I finally started using It's All Text!— this is something I should done long ago. (It's All Text! is a Firefox extension that lets you invoke an external editor to edit the contents of any textarea element, like this blog post I'm writing right now in Blogger.)
There's such a stark contrast between using Emacs, where I feel at one with the document, and typing in the browser textarea, which always makes me feel kind of claustrophobic now (the problem is not that the textbox is too small, but that it doesn't provide enough degrees of freedom for editing).
If you are using an Emacs with multi-TTY support (a v23 snapshot), you can leave one long-lived Emacs server instance running and quickly pop up a new frame from it for each editing buffer:
- From your main Emacs frame, run M-x server-start.
- Save the following wrapper script (I called mine ecw) and
configure it to be your editor in It's All Text!:
#!/bin/sh /usr/bin/emacsclient -c $@
- In the It's All Text! options you can configure your favorite hotkey to launch a new Emacs frame for editing.

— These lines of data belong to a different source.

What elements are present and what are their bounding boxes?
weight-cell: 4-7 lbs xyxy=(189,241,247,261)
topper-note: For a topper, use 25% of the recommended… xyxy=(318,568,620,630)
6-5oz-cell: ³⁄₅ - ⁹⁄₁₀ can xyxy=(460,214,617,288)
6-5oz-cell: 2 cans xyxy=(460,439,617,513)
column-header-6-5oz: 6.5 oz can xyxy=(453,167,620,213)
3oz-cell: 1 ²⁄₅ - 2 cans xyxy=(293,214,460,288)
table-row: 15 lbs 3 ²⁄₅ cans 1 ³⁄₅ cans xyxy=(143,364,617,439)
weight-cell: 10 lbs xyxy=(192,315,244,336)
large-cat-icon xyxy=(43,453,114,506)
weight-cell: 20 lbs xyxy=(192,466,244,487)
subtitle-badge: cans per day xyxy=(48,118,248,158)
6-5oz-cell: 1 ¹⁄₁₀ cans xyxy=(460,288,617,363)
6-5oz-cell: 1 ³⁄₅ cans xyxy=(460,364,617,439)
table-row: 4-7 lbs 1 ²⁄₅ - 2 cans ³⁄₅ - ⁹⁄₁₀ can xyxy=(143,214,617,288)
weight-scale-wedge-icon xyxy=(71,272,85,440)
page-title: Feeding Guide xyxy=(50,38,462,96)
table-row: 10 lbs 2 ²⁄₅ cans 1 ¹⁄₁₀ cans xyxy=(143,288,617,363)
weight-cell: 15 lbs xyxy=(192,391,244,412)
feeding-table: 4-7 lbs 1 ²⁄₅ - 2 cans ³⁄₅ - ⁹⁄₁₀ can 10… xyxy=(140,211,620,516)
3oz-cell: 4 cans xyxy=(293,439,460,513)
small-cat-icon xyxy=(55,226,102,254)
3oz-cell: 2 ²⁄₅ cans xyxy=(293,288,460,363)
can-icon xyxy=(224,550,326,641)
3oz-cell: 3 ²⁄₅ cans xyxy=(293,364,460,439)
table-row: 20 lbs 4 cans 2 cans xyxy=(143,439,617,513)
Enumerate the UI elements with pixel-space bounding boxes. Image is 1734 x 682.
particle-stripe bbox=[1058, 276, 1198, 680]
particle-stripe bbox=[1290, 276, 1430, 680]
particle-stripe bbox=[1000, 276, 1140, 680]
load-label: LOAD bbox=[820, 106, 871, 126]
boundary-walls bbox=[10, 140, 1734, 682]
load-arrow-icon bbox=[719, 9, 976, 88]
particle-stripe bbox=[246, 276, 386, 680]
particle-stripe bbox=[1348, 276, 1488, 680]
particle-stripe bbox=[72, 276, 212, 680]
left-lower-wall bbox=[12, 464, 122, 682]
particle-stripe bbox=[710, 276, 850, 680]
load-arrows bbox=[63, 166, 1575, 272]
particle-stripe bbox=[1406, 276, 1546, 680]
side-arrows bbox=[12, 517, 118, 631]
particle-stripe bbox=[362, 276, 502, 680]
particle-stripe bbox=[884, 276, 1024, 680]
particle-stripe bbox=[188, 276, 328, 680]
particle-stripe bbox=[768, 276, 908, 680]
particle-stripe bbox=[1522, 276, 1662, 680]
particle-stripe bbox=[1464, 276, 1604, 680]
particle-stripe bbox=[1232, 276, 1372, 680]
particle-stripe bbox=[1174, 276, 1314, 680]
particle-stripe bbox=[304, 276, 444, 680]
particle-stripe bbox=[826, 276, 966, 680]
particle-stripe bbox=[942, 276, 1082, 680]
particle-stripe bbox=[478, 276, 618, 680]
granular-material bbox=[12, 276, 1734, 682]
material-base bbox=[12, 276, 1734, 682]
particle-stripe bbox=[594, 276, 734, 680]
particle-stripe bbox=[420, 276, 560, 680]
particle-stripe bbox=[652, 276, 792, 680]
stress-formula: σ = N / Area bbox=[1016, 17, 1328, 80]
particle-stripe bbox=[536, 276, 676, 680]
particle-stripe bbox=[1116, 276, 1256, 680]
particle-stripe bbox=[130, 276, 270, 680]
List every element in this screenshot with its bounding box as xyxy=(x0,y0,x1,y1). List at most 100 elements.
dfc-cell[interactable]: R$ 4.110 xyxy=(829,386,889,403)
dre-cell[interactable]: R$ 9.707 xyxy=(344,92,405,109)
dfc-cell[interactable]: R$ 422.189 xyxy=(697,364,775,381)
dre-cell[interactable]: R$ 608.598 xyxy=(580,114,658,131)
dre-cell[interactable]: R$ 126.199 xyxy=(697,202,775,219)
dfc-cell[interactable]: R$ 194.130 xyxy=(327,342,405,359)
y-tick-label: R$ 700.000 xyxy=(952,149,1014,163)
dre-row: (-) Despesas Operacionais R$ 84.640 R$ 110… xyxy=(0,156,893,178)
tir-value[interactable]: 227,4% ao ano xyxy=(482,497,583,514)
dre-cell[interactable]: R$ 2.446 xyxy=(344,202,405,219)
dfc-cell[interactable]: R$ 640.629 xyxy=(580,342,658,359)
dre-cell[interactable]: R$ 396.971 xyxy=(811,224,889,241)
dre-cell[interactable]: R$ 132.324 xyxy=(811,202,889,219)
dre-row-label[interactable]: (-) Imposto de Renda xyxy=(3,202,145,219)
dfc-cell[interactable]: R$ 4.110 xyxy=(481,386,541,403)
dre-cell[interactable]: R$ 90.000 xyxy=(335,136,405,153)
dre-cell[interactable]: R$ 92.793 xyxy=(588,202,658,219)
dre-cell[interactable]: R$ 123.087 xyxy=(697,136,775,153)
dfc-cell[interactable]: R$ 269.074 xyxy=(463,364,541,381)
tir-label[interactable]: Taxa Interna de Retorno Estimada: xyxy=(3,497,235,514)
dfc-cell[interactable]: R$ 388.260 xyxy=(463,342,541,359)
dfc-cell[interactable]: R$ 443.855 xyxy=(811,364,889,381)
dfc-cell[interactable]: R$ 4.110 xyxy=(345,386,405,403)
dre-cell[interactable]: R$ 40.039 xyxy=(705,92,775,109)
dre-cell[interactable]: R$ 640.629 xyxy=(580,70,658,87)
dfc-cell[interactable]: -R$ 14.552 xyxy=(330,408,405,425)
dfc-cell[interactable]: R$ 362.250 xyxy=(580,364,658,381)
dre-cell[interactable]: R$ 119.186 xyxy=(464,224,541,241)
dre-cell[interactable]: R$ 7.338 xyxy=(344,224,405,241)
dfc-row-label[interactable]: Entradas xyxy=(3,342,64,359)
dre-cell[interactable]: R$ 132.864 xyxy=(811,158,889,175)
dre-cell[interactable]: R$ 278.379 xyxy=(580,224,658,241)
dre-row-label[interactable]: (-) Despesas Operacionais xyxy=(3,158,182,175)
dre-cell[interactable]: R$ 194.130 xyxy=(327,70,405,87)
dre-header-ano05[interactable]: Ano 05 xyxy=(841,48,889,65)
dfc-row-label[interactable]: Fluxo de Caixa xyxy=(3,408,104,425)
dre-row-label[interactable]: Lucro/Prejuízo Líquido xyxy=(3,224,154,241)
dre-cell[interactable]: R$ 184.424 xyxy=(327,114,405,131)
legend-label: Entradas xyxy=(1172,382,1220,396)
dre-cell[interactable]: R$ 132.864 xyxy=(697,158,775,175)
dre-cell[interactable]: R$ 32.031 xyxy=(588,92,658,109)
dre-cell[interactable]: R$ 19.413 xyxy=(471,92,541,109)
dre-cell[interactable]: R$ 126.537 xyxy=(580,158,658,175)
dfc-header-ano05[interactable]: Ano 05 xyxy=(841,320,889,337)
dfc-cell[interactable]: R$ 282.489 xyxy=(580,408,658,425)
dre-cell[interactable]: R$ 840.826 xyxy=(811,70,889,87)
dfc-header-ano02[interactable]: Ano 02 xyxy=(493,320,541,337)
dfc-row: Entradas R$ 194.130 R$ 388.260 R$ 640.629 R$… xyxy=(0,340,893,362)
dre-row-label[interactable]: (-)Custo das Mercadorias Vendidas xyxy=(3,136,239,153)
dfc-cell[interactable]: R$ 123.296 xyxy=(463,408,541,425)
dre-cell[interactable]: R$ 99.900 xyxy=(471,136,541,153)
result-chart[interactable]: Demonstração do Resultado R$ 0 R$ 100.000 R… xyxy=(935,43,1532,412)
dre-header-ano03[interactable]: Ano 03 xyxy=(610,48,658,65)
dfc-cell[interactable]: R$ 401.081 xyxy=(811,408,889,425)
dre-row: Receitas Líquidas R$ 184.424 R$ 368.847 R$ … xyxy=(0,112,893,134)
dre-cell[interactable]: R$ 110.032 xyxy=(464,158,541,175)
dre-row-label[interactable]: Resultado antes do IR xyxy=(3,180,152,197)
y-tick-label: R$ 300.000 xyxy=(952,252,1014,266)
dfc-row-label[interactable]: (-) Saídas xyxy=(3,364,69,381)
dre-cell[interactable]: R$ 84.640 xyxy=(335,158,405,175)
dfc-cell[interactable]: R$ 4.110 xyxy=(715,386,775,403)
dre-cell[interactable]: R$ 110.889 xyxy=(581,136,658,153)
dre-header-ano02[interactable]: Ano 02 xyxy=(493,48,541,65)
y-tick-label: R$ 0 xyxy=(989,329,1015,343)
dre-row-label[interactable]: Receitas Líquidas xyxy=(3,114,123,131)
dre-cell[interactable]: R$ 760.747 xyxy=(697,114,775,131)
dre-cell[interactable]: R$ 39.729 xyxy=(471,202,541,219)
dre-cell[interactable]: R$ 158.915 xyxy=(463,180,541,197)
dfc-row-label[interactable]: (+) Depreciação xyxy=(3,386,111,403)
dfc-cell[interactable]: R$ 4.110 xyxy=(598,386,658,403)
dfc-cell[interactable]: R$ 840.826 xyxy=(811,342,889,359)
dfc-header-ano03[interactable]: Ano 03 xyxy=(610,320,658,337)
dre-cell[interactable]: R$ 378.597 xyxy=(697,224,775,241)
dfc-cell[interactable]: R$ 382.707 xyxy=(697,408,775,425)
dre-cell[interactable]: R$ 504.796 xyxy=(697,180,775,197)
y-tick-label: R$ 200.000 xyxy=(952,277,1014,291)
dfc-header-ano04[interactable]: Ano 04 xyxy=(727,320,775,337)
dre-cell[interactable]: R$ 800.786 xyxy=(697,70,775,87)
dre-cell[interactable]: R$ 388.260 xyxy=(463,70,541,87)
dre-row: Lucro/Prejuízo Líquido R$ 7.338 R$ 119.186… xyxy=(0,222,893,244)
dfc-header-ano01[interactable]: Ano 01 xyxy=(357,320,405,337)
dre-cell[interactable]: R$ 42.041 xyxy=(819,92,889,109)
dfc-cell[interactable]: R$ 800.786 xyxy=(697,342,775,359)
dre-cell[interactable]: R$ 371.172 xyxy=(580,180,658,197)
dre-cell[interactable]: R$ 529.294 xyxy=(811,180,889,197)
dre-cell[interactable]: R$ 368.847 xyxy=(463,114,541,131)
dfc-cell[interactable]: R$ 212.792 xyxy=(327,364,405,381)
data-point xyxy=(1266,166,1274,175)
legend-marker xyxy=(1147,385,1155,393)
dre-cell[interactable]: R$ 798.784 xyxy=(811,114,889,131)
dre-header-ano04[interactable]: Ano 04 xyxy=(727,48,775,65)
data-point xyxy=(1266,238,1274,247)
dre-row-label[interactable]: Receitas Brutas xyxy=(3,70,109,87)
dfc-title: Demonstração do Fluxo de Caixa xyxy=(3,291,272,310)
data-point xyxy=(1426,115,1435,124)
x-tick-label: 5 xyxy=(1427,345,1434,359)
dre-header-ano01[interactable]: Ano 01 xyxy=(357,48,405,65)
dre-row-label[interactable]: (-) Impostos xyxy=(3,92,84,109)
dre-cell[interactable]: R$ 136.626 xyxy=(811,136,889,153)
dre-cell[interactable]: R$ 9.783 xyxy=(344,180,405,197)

- When you're done with a buffer, save and press C-x # to return to Firefox.
Update: another tip. To automatically fire up html-mode when editing text from, say, blogger.com, you can add something like this to your .emacs:
(add-to-list 'auto-mode-alist '("/www\\.blogger\\.com\\.[^/]+\\.txt\\'" . html-mode))
This works because the temp file that It's All Text! creates has a name like www.blogger.com.2a2q1e2r32.txt.